Eastside Catholic High School student Hayden Meier (left), Seattle Mariners pitcher Oliver Perez, students Chris Miller, Sydney Weber, Jane Dickison and Alex Foley, and Mariners pitcher Bobby LaFromboise, pose at the April 13 Mariner baseball game against the Texas Rangers.

It wasn’t a hall-of-famer, a politician or a rock star that threw the first pitch of the Mariners’ home game April 13. It was Jane Dickison, a 20-year-old developmentally disabled woman from Sammamish.

The honor was originally offered to the Eastside Catholic High School baseball team. Instead of choosing from among themselves, the boys decided to offer the opportunity to one of their classmates in the school’s Options Program, which provides instruction for students with developmental disabilities. Dickison is in her final year of the program and was selected for the spot on the mound.

“We thought it would be awesome to give someone with disabilities the opportunity to do something like this they couldn’t be able to do otherwise,” said Alex Foley, of Issaquah, one of the team’s four co-captains. Foley has already played at Safeco Field in the Mariners High School Baseball Classic and was set to do so again April 20, when the Eastside Catholic Crusaders were going to faceoff against Newport.

“We get the opportunity no matter what, but an Options student wouldn’t,” he added.

This wasn’t the first time Jane met the boys. For the past four years, the Crusaders have volunteered with the Special Olympics and many of the team members, including co-captains Hayden Meier, of Sammamish, and Foley, also work as peer tutors in the Options Program.

In the weeks leading up to the April 13 game, Foley, Meier and their teammate Blake Gillespie met with Dickison four times after school to hone her pitching skills. The boys had planned more training sessions, but it soon became apparent they weren’t necessary.

“She did great the first time we went out,” Foley said. “She would have been ready to go after one practice. She is a good listener.”

Dickison was already an athlete. As a little girl, she played T-ball and softball. She also regularly competes in the Special Olympics. Right now, she’s playing soccer, but her winter sport, basketball, is No. 1 in her heart, her mother Terry Dickison said.

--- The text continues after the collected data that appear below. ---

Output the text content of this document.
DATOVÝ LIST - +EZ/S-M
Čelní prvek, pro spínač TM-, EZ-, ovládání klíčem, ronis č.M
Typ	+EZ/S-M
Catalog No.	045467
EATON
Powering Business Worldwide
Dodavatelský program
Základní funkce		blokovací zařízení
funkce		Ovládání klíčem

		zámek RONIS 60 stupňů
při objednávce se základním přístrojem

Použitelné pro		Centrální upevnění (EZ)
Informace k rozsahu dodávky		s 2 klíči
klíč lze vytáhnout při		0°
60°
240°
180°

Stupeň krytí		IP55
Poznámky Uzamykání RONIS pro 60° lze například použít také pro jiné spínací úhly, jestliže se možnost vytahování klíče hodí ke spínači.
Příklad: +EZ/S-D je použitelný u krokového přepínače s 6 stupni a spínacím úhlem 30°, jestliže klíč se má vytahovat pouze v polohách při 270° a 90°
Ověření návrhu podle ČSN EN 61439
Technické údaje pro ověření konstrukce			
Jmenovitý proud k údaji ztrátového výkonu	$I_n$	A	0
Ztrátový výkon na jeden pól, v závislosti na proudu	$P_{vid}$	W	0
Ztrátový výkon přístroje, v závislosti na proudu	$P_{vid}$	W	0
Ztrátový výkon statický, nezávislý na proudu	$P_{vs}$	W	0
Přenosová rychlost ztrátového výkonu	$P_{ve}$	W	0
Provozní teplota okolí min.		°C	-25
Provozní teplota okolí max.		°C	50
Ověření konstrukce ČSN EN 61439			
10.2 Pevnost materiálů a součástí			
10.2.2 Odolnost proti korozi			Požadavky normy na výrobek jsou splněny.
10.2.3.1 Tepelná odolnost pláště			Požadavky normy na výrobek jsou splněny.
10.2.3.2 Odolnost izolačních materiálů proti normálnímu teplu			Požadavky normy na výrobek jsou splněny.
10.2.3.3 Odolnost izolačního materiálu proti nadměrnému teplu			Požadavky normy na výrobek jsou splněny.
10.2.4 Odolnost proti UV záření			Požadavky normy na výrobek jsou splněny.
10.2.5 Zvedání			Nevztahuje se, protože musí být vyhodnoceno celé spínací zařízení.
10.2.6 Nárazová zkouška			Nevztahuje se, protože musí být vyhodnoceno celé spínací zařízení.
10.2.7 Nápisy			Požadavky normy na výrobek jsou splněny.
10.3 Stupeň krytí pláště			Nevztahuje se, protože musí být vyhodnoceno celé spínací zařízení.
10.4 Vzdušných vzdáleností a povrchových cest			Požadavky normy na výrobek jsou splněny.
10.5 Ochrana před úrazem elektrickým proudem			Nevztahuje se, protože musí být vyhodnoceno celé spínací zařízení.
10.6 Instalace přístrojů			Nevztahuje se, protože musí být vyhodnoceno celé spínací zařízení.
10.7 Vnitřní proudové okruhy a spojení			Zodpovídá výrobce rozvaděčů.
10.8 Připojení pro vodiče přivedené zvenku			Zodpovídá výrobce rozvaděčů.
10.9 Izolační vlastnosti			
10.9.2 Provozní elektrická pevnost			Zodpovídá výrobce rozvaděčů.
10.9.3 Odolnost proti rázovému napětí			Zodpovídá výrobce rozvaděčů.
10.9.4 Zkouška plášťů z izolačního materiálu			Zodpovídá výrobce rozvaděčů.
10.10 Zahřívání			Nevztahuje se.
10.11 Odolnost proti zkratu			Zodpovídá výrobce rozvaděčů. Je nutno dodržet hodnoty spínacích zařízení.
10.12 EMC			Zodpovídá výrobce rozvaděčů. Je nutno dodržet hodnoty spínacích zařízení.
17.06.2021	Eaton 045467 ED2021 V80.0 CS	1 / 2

So, when her daughter found that someone from the Options Program would get to throw the first pitch at a Mariners game, she didn’t hesitate.

“Jane, of course, jumped right in,” Terry said. “She loves all sports. And, of course, she can be fairly fearless.”

The same was not true for Jane’s parents.

“Her dad and I were worried. Safeco Field is a big deal,” Terry said. “I was a nervous wreck.”

When the big day came, Terry recalled that her daughter told her, “I’m not scared. My friends are with me.”

Foley, who is usually the starting, left-handed pitcher for the Eastside Catholic Crusaders, took his spot behind the Mariners’ home plate and waited for Jane to do her thing. Just as they practiced, Jane hurled the ball into Foley’s glove.

“It was pretty nice and awesome, and I wasn’t really scared,” Jane said. “It was pretty hard, but Alex helped me through it.”

Since Jane proved to already be pretty good at throwing the ball, much of the preparation was just the boys making sure that she knew, step-by-step, what to expect that day, Terry explained.

Terry added that she was overwhelmed and touched by the team’s choice to hand over the opportunity to her daughter. However, she said, she wasn’t surprised by the boys.

“That’s the way they live. That is their inner beauty,” she explained. “The team is a beautiful group of boys, and they represent the culture of Eastside Catholic.”

The Options Program and its students aren’t just a side note at the school, she added, but an important part of the student body.

“They are loved and embraced,” she said. “They appreciate them, they value them, they learn from them.”